Von den insgesamt 107 kreisfreien Städten (Metropolen, kreisfreie Großstädte und die übrigen kreisfreien Städte) verbuchten 85 im Jahr 2020 natürliche Bevölkerungsverluste. In den meisten Städten haben sich die Verluste beschleunigt oder von einem positiven natürlichen Saldo 2019 in einen negativen Saldo in 2020 umgekehrt wie etwa in Leipzig, Dresden, Potsdam, Heilbronn und Pforzheim.
Fazit
Die Corona-Pandemie verlangsamte das Städtewachstum und führte teilweise zu Bevölkerungsschrumpfung. Für die Mehrzahl der Städte ist eine Trendunterbrechung erkennbar, die den starken Wachstumsdruck der Großstädte verringern könnte (Rink u. a. 2021). Von einer Trendwende zu sprechen, wäre jedoch verfrüht. Zum einen hat sich das Städtewachstum bereits seit 2017 verlangsamt; zum anderen liegen Langzeitdaten für die Jahre nach 2020 noch nicht vor. Die stark gesunkenen Zuzugszahlen im Jahr 2020 deuten aber zumindest für die Städte auf eine ganz neue Entwicklung hin. Auch wenn die natürliche Bevölkerungsentwicklung in einigen Großstädten 2020 positiv ausfiel, haben sinkende Geburtenraten seit 2016 und eine Überlagerung durch die erhöhten Sterberaten dazu geführt, dass sich die natürlichen Bevölkerungsverluste flächendeckend verschärft haben.
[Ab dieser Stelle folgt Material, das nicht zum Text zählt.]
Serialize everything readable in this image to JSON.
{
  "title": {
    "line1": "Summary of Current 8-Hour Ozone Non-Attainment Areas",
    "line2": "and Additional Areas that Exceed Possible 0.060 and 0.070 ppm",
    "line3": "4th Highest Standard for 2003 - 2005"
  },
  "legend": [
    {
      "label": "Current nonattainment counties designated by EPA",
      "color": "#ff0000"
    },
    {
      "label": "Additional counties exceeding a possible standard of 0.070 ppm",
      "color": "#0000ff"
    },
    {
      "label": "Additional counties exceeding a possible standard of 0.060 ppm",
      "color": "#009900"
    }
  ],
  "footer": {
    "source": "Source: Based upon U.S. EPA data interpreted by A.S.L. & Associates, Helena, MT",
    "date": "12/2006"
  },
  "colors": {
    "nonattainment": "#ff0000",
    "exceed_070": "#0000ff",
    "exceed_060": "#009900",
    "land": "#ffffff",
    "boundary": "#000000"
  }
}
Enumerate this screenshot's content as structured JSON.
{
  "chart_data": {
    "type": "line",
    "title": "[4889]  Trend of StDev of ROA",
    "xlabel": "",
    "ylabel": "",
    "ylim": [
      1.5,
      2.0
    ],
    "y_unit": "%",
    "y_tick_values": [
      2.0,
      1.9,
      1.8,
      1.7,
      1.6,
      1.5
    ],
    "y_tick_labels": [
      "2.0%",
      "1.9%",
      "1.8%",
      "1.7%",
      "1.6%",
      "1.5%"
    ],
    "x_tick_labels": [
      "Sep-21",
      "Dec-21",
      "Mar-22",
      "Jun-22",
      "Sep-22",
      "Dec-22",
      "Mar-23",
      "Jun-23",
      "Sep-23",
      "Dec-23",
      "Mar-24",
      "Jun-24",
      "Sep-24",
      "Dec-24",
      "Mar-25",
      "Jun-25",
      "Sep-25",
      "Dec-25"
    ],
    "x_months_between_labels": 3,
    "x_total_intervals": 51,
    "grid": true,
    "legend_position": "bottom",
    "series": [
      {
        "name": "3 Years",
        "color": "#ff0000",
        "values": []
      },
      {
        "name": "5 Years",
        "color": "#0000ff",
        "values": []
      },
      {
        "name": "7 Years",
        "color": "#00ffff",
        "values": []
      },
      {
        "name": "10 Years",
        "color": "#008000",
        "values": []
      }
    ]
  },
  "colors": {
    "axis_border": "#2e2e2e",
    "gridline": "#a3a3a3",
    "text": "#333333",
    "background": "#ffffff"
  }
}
Dieser Effekt könnte langfristig erhebliche Konsequenzen für die Bevölkerungsentwicklung in Deutschland haben. Mit Ausnahme der Wanderungsbilanz haben sich viele der hier beschriebenen Entwicklungen für Städte schon vor der Pandemie angedeutet.
Die Pandemie wirkt daher wie ein Brennglas für die regionale Bevölkerungsentwicklung: Sie hat Trends eher verstärkt als verursacht.